1, directly on the demo code, for example, we need to match a string “dcpeng123”, matching mode to “(dcpeng | dcpeng123)”, remember to match the pattern should be in parentheses, otherwise the group behind the method will be an error.

As shown in the above, the matching mode “(dcpeng | dcpeng123)” mean, as long as the match “dcpeng” or “dcpeng123” any of that means success. “|” is essentially a “or” relationship, the result of the match for “dcpeng” can satisfy matching conditions, the result of the match for “dcpeng123” can also satisfy the matching conditions. So in this case, the regular expression first matches the string “dcpeng”, so the printed result is “dcpeng”. 2. When we adjust the order of the two strings in the matching pattern, as shown below.

According to the analysis step in the first step, the matching result is “DCPeng123”, which will not be described here. 3. If we change the original string to “DCpeng” and keep the matching mode unchanged, as shown in the picture below.

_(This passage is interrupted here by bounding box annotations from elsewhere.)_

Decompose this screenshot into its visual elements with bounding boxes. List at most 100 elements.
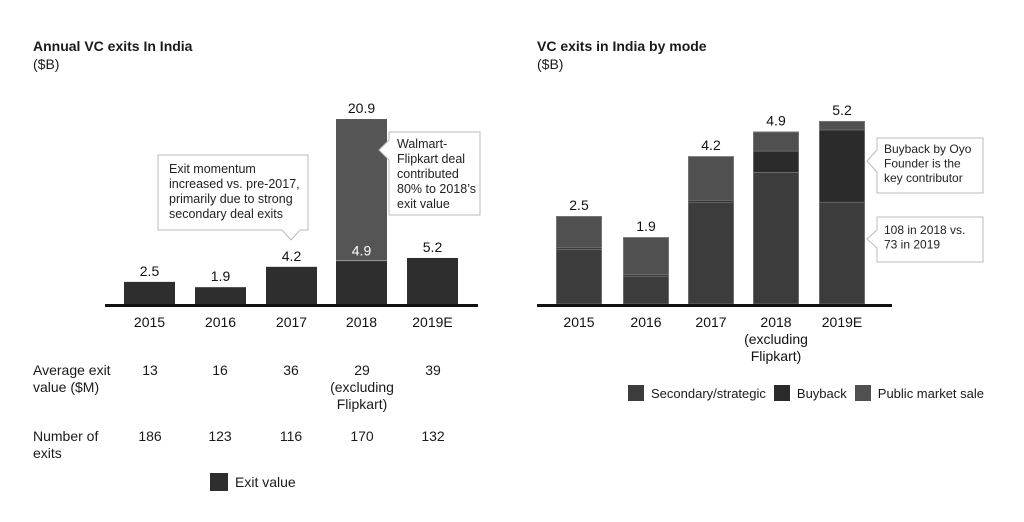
x-tick-label-1: 2016	[630, 314, 661, 330]
left-chart-title: Annual VC exits In India	[33, 38, 193, 54]
avg-value-2017: 36	[256, 362, 326, 379]
num-label-line: Number of	[33, 428, 99, 444]
bar-exit-value-2017	[266, 266, 317, 304]
right-legend: Secondary/strategic Buyback Public marke…	[628, 385, 984, 401]
data-label-2017: 4.2	[282, 248, 302, 264]
callout-line: Buyback by Oyo	[884, 142, 972, 156]
num-exits-2017: 116	[279, 428, 303, 444]
callout-exit-momentum: Exit momentum increased vs. pre-2017, prim…	[157, 154, 309, 241]
right-chart-unit: ($B)	[537, 56, 564, 72]
legend-swatch-secondary	[628, 385, 644, 401]
bar-buyback-1	[623, 274, 669, 276]
x-tick-label-2: 2017	[695, 314, 726, 330]
data-label-2019E: 5.2	[423, 239, 443, 255]
bar-secondary-4	[819, 201, 865, 304]
bar-public-2	[688, 156, 734, 201]
right-chart-title: VC exits in India by mode	[537, 38, 707, 54]
callout-line: increased vs. pre-2017,	[169, 177, 300, 191]
total-label-1: 1.9	[636, 218, 656, 234]
x-tick-label-2016: 2016	[205, 314, 236, 330]
avg-label-line: Average exit	[33, 362, 111, 378]
data-label-2015: 2.5	[140, 263, 160, 279]
callout-line: Walmart-	[397, 137, 447, 151]
left-legend: Exit value	[210, 473, 296, 491]
callout-line: 80% to 2018’s	[397, 182, 476, 196]
callout-line: 108 in 2018 vs.	[884, 223, 965, 237]
total-label-4: 5.2	[832, 102, 852, 118]
callout-line: secondary deal exits	[169, 207, 283, 221]
bar-secondary-2	[688, 201, 734, 304]
callout-secondary-count: 108 in 2018 vs. 73 in 2019	[866, 216, 984, 263]
bar-buyback-3	[753, 150, 799, 172]
total-label-0: 2.5	[569, 197, 589, 213]
number-of-exits-label: Number of exits	[33, 428, 98, 462]
bar-buyback-4	[819, 129, 865, 202]
data-label-2018: 4.9	[352, 243, 372, 259]
avg-value-2016: 16	[185, 362, 255, 379]
avg-value-text: 39	[425, 362, 441, 378]
left-chart-unit: ($B)	[33, 56, 60, 72]
callout-line: Flipkart deal	[397, 152, 465, 166]
avg-value-text: 16	[212, 362, 228, 378]
x-tick-line: (excluding	[744, 331, 808, 347]
callout-line: 73 in 2019	[884, 238, 940, 252]
x-tick-label-2015: 2015	[134, 314, 165, 330]
bar-exit-value-2015	[124, 281, 175, 304]
callout-line: primarily due to strong	[169, 192, 293, 206]
callout-line: Exit momentum	[169, 162, 256, 176]
bar-secondary-1	[623, 275, 669, 304]
num-exits-2018: 170	[350, 428, 374, 444]
callout-line: contributed	[397, 167, 459, 181]
legend-label-buyback: Buyback	[796, 385, 847, 401]
data-label-2016: 1.9	[211, 268, 231, 284]
total-label-2: 4.2	[701, 137, 721, 153]
x-tick-label-2017: 2017	[276, 314, 307, 330]
x-tick-label-2018: 2018 (excluding Flipkart)	[744, 314, 808, 364]
bar-secondary-0	[556, 249, 602, 304]
num-label-line: exits	[33, 445, 62, 461]
bar-exit-value-2016	[195, 287, 246, 304]
avg-value-note: (excluding	[330, 379, 394, 395]
legend-swatch-exit-value	[210, 473, 228, 491]
bar-secondary-3	[753, 172, 799, 304]
callout-line: key contributor	[884, 171, 963, 185]
avg-label-line: value ($M)	[33, 379, 100, 395]
x-tick-line: Flipkart)	[751, 348, 802, 364]
legend-swatch-buyback	[773, 385, 790, 401]
avg-exit-value-label: Average exit value ($M)	[33, 362, 111, 396]
legend-swatch-public	[854, 385, 871, 401]
bar-public-0	[556, 216, 602, 248]
bar-buyback-0	[556, 247, 602, 250]
legend-label-public: Public market sale	[877, 385, 984, 401]
callout-walmart-flipkart: Walmart-Flipkart deal contributed 80% to 2…	[378, 131, 481, 216]
right-chart: 2.5 2015 1.9 2016 4.2 2017 4.9 2018 (excluding Fl…	[537, 102, 984, 364]
x-tick-label-2018: 2018	[346, 314, 377, 330]
num-exits-2015: 186	[138, 428, 162, 444]
avg-value-2018: 29 (excluding Flipkart)	[327, 362, 397, 413]
x-tick-label-0: 2015	[563, 314, 594, 330]
x-tick-label-4: 2019E	[822, 314, 862, 330]
total-label-3: 4.9	[766, 113, 786, 129]
avg-value-text: 36	[283, 362, 299, 378]
avg-value-2019e: 39	[398, 362, 468, 379]
num-exits-2016: 123	[208, 428, 232, 444]
num-exits-2019e: 132	[421, 428, 445, 444]
svg-text:108 in 2018 vs.73 in 2019: 108 in 2018 vs. 73 in 2019	[884, 223, 965, 252]
callout-line: exit value	[397, 197, 450, 211]
bar-public-4	[819, 120, 865, 130]
x-tick-label-2019E: 2019E	[412, 314, 452, 330]
legend-label-secondary: Secondary/strategic	[651, 385, 766, 401]
callout-line: Founder is the	[884, 157, 961, 171]
avg-value-text: 29	[354, 362, 370, 378]
bar-walmart-flipkart-2018	[336, 119, 387, 261]
avg-value-text: 13	[142, 362, 158, 378]
total-label-2018: 20.9	[348, 100, 375, 116]
bar-public-3	[753, 131, 799, 151]
avg-value-note: Flipkart)	[336, 396, 388, 412]
bar-public-1	[623, 237, 669, 275]
legend-label-exit-value: Exit value	[235, 474, 296, 490]
bar-exit-value-2018	[336, 260, 387, 304]
bar-exit-value-2019E	[407, 257, 458, 304]
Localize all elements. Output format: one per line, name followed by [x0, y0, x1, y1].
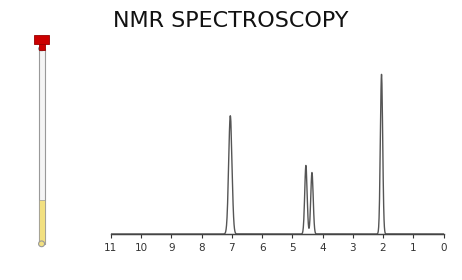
Bar — [38, 200, 44, 244]
Bar — [34, 35, 49, 44]
Bar — [38, 49, 44, 244]
Ellipse shape — [38, 241, 44, 247]
Text: NMR SPECTROSCOPY: NMR SPECTROSCOPY — [113, 11, 349, 31]
Bar — [38, 42, 44, 50]
Ellipse shape — [38, 46, 44, 51]
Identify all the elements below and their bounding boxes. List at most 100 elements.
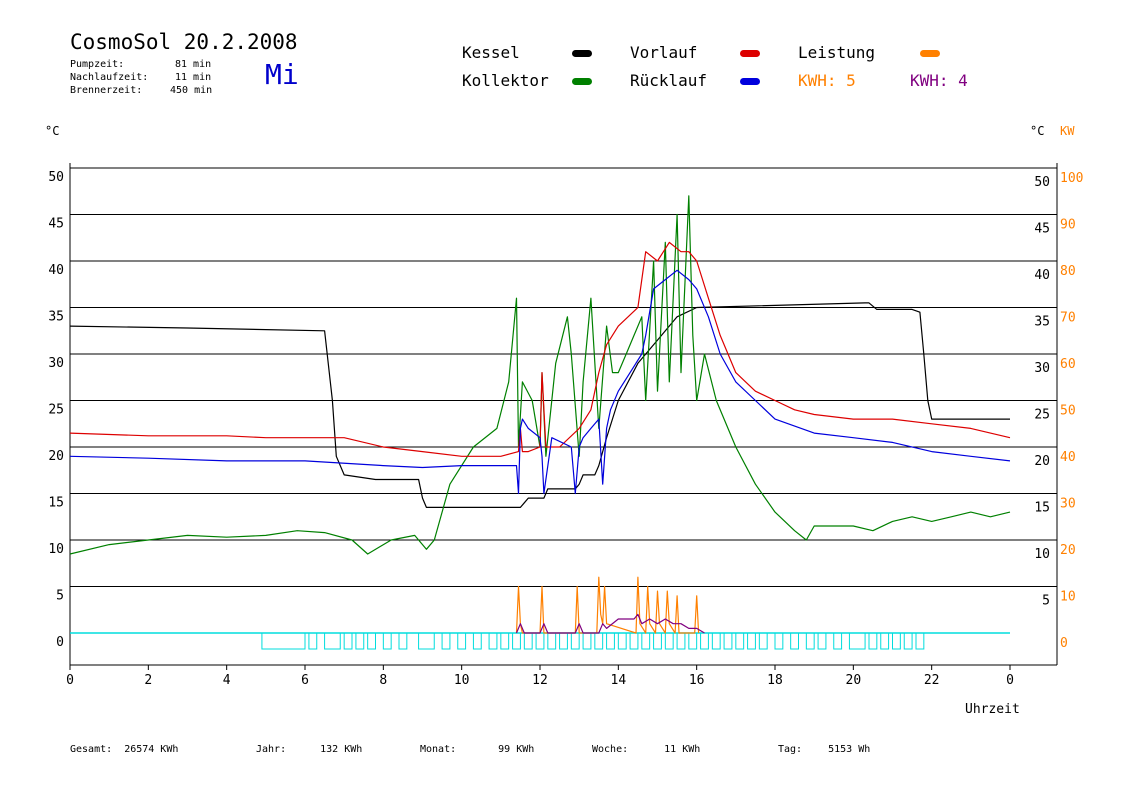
y-tick-right: 25 <box>1034 408 1050 423</box>
footer-tag: Tag: 5153 Wh <box>778 744 870 755</box>
footer-value: 132 KWh <box>320 744 363 755</box>
y-tick-right: 30 <box>1034 361 1050 376</box>
x-tick-label: 14 <box>611 673 627 688</box>
y-tick-right2: 80 <box>1060 264 1076 279</box>
pump-block <box>676 632 686 650</box>
footer-value: 11 KWh <box>664 744 701 755</box>
y-tick-right2: 0 <box>1060 636 1068 651</box>
pump-block <box>711 632 721 650</box>
pump-block <box>488 632 498 650</box>
legend-ruecklauf-swatch <box>740 78 760 85</box>
pump-block <box>735 632 745 650</box>
pump-block <box>790 632 800 650</box>
y-tick-right2: 10 <box>1060 590 1076 605</box>
pump-block <box>261 632 306 650</box>
weekday-label: Mi <box>265 58 299 91</box>
series-line-leistung2 <box>515 613 705 634</box>
legend-leistung-swatch <box>920 50 940 57</box>
info-value: 11 min <box>175 72 212 83</box>
pump-block <box>535 632 545 650</box>
pump-block <box>582 632 592 650</box>
pump-block <box>343 632 353 650</box>
y-tick-left: 10 <box>48 542 64 557</box>
legend-kessel-label: Kessel <box>462 43 520 62</box>
y-tick-left: 20 <box>48 449 64 464</box>
y-tick-right: 35 <box>1034 315 1050 330</box>
pump-block <box>848 632 866 650</box>
pump-block <box>367 632 376 650</box>
info-row-pumpzeit: Pumpzeit: 81 min <box>70 58 211 71</box>
pump-block <box>512 632 521 650</box>
x-tick-label: 12 <box>532 673 548 688</box>
pump-block <box>774 632 784 650</box>
pump-block <box>868 632 878 650</box>
pump-block <box>457 632 467 650</box>
x-tick-label: 4 <box>223 673 231 688</box>
x-tick-label: 18 <box>767 673 783 688</box>
series-line-leistung <box>515 576 700 634</box>
pump-block <box>641 632 651 650</box>
footer-gesamt: Gesamt: 26574 KWh <box>70 744 178 755</box>
info-block: Pumpzeit: 81 min Nachlaufzeit: 11 min Br… <box>70 58 212 97</box>
y-tick-right: 40 <box>1034 268 1050 283</box>
y-tick-right: 15 <box>1034 501 1050 516</box>
series-line-rcklauf <box>69 269 1011 495</box>
pump-block <box>570 632 580 650</box>
legend-kwh-purple: KWH: 4 <box>910 71 968 90</box>
footer-woche: Woche: 11 KWh <box>592 744 700 755</box>
pump-block <box>559 632 568 650</box>
pump-block <box>880 632 890 650</box>
y-tick-left: 40 <box>48 263 64 278</box>
info-row-brennerzeit: Brennerzeit: 450 min <box>70 84 212 97</box>
y-tick-right2: 20 <box>1060 543 1076 558</box>
footer-monat: Monat: 99 KWh <box>420 744 534 755</box>
x-tick-label: 2 <box>144 673 152 688</box>
pump-block <box>324 632 341 650</box>
pump-block <box>398 632 408 650</box>
series-line-kollektor <box>69 195 1011 555</box>
info-label: Nachlaufzeit: <box>70 72 149 83</box>
x-axis-label: Uhrzeit <box>965 702 1020 717</box>
pump-block <box>418 632 435 650</box>
y-tick-left: 35 <box>48 310 64 325</box>
pump-block <box>523 632 533 650</box>
y-left-unit: °C <box>45 124 60 138</box>
y-right2-unit: KW <box>1060 124 1075 138</box>
y-tick-left: 25 <box>48 403 64 418</box>
pump-block <box>747 632 756 650</box>
info-label: Pumpzeit: <box>70 59 125 70</box>
pump-block <box>758 632 768 650</box>
y-tick-left: 0 <box>56 635 64 650</box>
y-tick-right2: 70 <box>1060 311 1076 326</box>
footer-label: Jahr: <box>256 744 287 755</box>
x-tick-label: 0 <box>66 673 74 688</box>
y-tick-right2: 90 <box>1060 218 1076 233</box>
info-row-nachlaufzeit: Nachlaufzeit: 11 min <box>70 71 211 84</box>
y-tick-right2: 60 <box>1060 357 1076 372</box>
pump-block <box>892 632 901 650</box>
y-tick-right2: 100 <box>1060 171 1083 186</box>
pump-block <box>817 632 827 650</box>
x-tick-label: 16 <box>689 673 705 688</box>
x-tick-label: 0 <box>1006 673 1014 688</box>
y-tick-left: 15 <box>48 496 64 511</box>
pump-block <box>472 632 482 650</box>
pump-block <box>903 632 913 650</box>
legend-ruecklauf-label: Rücklauf <box>630 71 708 90</box>
y-tick-right: 10 <box>1034 547 1050 562</box>
y-tick-right: 50 <box>1034 175 1050 190</box>
pump-block <box>805 632 815 650</box>
footer-value: 26574 KWh <box>124 744 179 755</box>
pump-block <box>547 632 557 650</box>
footer-jahr: Jahr: 132 KWh <box>256 744 362 755</box>
x-tick-label: 10 <box>454 673 470 688</box>
pump-block <box>688 632 698 650</box>
pump-block <box>653 632 662 650</box>
y-tick-right2: 40 <box>1060 450 1076 465</box>
footer-value: 99 KWh <box>498 744 535 755</box>
pump-block <box>700 632 709 650</box>
footer-label: Tag: <box>778 744 803 755</box>
y-right-unit: °C <box>1030 124 1045 138</box>
x-tick-label: 8 <box>379 673 387 688</box>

The match result at this time is “dcpeng”. Reason is that match the pattern first is “dcpeng123”, as the original string matching, then through the special characters “|” relocation to “dcpeng”, and found the original string matching, so the match is successful, the output matching results. 4. What if we want to match only part of a string? As shown in the figure below, just enclose the matching pattern in parentheses, leaving the outside of the parentheses consistent with the original string.

You can see that the output result is “dcpeng”. It’s easy to make a mistake here, and a lot of people might think it’s “dCPeng123”, just remember that what we’re matching is in parentheses, and the outside world doesn’t matter to us. Similarly, if we change the original string to “dCCPENG123” and save the matching pattern unchanged, the result will be “dCCpeng”, as shown below.

5. If you really want to match the outer result, you should add another layer of parentheses to enclose the outer content and, as shown in the following figure. When the program runs, we get the matching result “DCCPENG123”.

When the program runs, it’s actually in the order of the outermost parentheses, and then it goes in. When the group method takes the contents of the first parenthesis, the matching result is the contents of the outermost parenthesis, so “dCCPENG123”. You can see that 123 has been extracted as well. Similarly, when the group method takes the content of the second bracket, the matching result is the content of the lowest bracket, so it is “dCCpeng”, as shown in the figure below.

At this point you can see “123” has not been extracted, because is the content of the match “(dcpeng | dccpeng)”. The usage of extracting substrings from parentheses is very common in web crawlers, and it is also the key content of Python regular expressions, which needs to be mastered emphatically.